Strage di Mestre: tutte le salme in obitorio, domenica i primi rimpatri

Strage di Mestre: tutte le salme in obitorio, domenica i primi rimpatri

Strage di Mestre: tutte le salme in obitorio, domenica i primi rimpatri


06 ottobre 2023, ore 16:00 , agg. alle 16:41

Attesa per la perizia che sarà effettuata sul guardrail sotto accusa per un varco. Nulla è ancora emerso in merito all’autopsia effettuata sull’autista del bus precipitato dal cavalcavia

Tutte le salme si trovano nell'obitorio dell'ospedale di Mestre, domenica i primi rimpatri. Così, a proposito delle 20 persone straniere che hanno perso la vita nell’incidente, il prefetto di Venezia Michele Di Bari, dopo un incontro con i consoli dei Paesi delle varie nazionalità di origine delle vittime. Per buona parte delle spese il Comune di Venezia ha dato la disponibilità, ha aggiunto Di Bari. Ci sono alcuni parenti che non sono ancora arrivati in Italia. “Al momento ci vengono segnalate difficoltà da parte dei familiari delle vittime del Portogallo che potrebbero raggiungere Mestre tra questa sera e domani'', ha fatto sapere il prefetto. Attesa per la perizia sul guardrail sotto a accusa per un varco. Non abbiamo alcun elemento per trarre conclusioni, ha sottolineato la procura di Venezia in vista dell'assegnazione della consulenza tecnica sulla barriera di sicurezza. ''Il cavalcavia è un'infrastruttura degli anni '60 passata al Comune una quindicina di anni fa. Noi abbiamo fatto le manutenzioni che la legge ci consentiva di fare. Non potevano cambiare il guardrail".  Così in un'intervista al 'Corriere della Sera' il sindaco di Venezia Luigi Brugnaro. Si è appreso, intanto, che sono 27 i punti di contatto segnati sull'asfalto del cavalcavia da cui martedì è precipitato l’autobus, in corrispondenza di altrettante "strisciate" compiute dal pullman, apparentemente privo di controllo. Si attende di conoscere anche l’esito dell’autopsia effettuata ieri a Padova sul corpo dell’autista, per escludete un malore del conducente, e il contenuto della scatola nera del mezzo. L’inchiesta per omicidio stradale plurimo prosegue, al momento non vi sono indagati. Sono sempre 15 i feriti ricoverati in ospedale, 9 sono in terapia intensiva.

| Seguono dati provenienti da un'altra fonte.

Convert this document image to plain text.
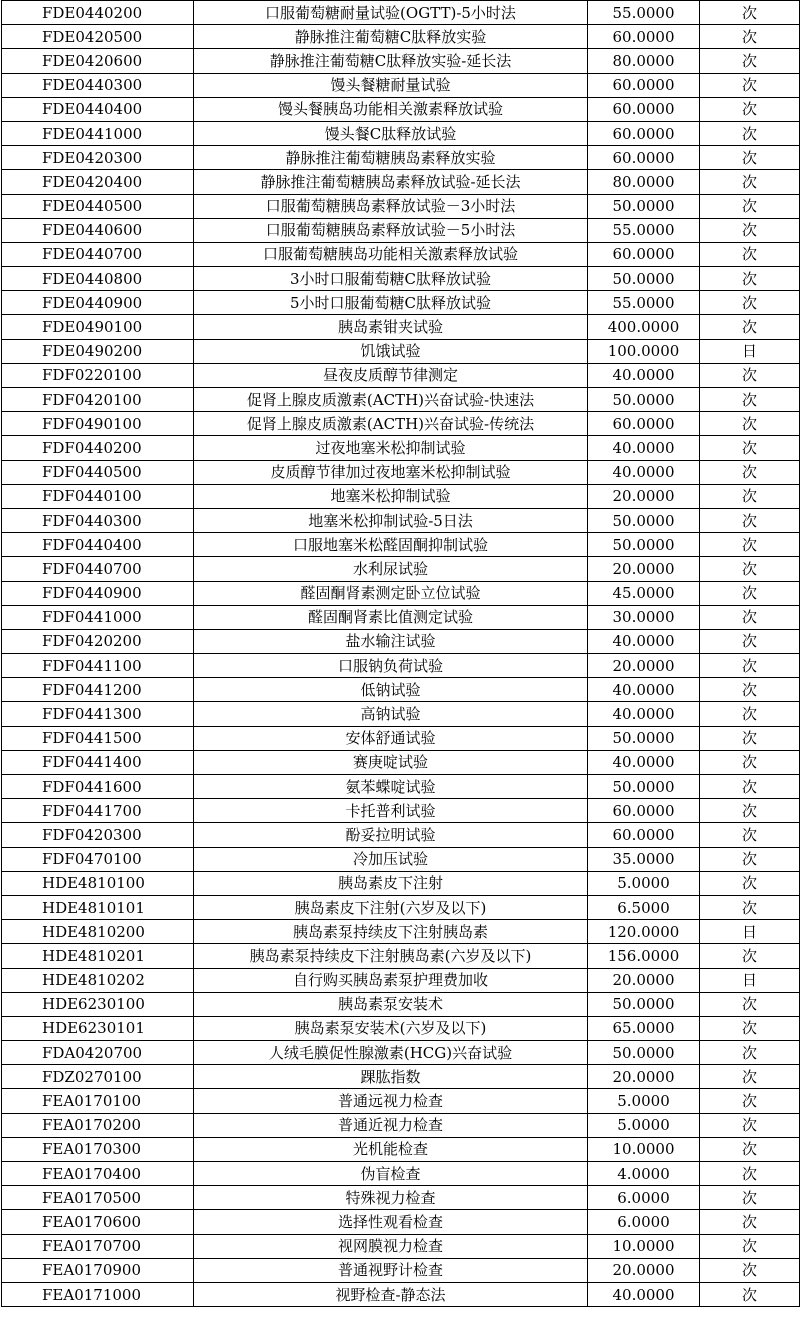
FDE0440200	口服葡萄糖耐量试验(OGTT)-5小时法	55.0000	次
FDE0420500	静脉推注葡萄糖C肽释放实验	60.0000	次
FDE0420600	静脉推注葡萄糖C肽释放实验-延长法	80.0000	次
FDE0440300	馒头餐糖耐量试验	60.0000	次
FDE0440400	馒头餐胰岛功能相关激素释放试验	60.0000	次
FDE0441000	馒头餐C肽释放试验	60.0000	次
FDE0420300	静脉推注葡萄糖胰岛素释放实验	60.0000	次
FDE0420400	静脉推注葡萄糖胰岛素释放试验-延长法	80.0000	次
FDE0440500	口服葡萄糖胰岛素释放试验－3小时法	50.0000	次
FDE0440600	口服葡萄糖胰岛素释放试验－5小时法	55.0000	次
FDE0440700	口服葡萄糖胰岛功能相关激素释放试验	60.0000	次
FDE0440800	3小时口服葡萄糖C肽释放试验	50.0000	次
FDE0440900	5小时口服葡萄糖C肽释放试验	55.0000	次
FDE0490100	胰岛素钳夹试验	400.0000	次
FDE0490200	饥饿试验	100.0000	日
FDF0220100	昼夜皮质醇节律测定	40.0000	次
FDF0420100	促肾上腺皮质激素(ACTH)兴奋试验-快速法	50.0000	次
FDF0490100	促肾上腺皮质激素(ACTH)兴奋试验-传统法	60.0000	次
FDF0440200	过夜地塞米松抑制试验	40.0000	次
FDF0440500	皮质醇节律加过夜地塞米松抑制试验	40.0000	次
FDF0440100	地塞米松抑制试验	20.0000	次
FDF0440300	地塞米松抑制试验-5日法	50.0000	次
FDF0440400	口服地塞米松醛固酮抑制试验	50.0000	次
FDF0440700	水利尿试验	20.0000	次
FDF0440900	醛固酮肾素测定卧立位试验	45.0000	次
FDF0441000	醛固酮肾素比值测定试验	30.0000	次
FDF0420200	盐水输注试验	40.0000	次
FDF0441100	口服钠负荷试验	20.0000	次
FDF0441200	低钠试验	40.0000	次
FDF0441300	高钠试验	40.0000	次
FDF0441500	安体舒通试验	50.0000	次
FDF0441400	赛庚啶试验	40.0000	次
FDF0441600	氨苯蝶啶试验	50.0000	次
FDF0441700	卡托普利试验	60.0000	次
FDF0420300	酚妥拉明试验	60.0000	次
FDF0470100	冷加压试验	35.0000	次
HDE4810100	胰岛素皮下注射	5.0000	次
HDE4810101	胰岛素皮下注射(六岁及以下)	6.5000	次
HDE4810200	胰岛素泵持续皮下注射胰岛素	120.0000	日
HDE4810201	胰岛素泵持续皮下注射胰岛素(六岁及以下)	156.0000	次
HDE4810202	自行购买胰岛素泵护理费加收	20.0000	日
HDE6230100	胰岛素泵安装术	50.0000	次
HDE6230101	胰岛素泵安装术(六岁及以下)	65.0000	次
FDA0420700	人绒毛膜促性腺激素(HCG)兴奋试验	50.0000	次
FDZ0270100	踝肱指数	20.0000	次
FEA0170100	普通远视力检查	5.0000	次
FEA0170200	普通近视力检查	5.0000	次
FEA0170300	光机能检查	10.0000	次
FEA0170400	伪盲检查	4.0000	次
FEA0170500	特殊视力检查	6.0000	次
FEA0170600	选择性观看检查	6.0000	次
FEA0170700	视网膜视力检查	10.0000	次
FEA0170900	普通视野计检查	20.0000	次
FEA0171000	视野检查-静态法	40.0000	次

Massimo riserbo sulle indagini svolte dalla Procura

Bocche cucite stamane in Procura a Venezia sulle attività dei magistrati e nell'inchiesta sulla strage del pullman a Mestre. Oggi non ci sarà alcuna comunicazione. Questa è l'unica informazione che i giornalisti sono riusciti a raccogliere dai segretari dell'ufficio. Non parla il Pubblico Ministero che coordina il fascicolo di indagine, Laura Cameli, la quale si è premessa di ricordare che l'unico ad avere la delega ai contatti con la stampa è il Procuratore Bruno Cherchi.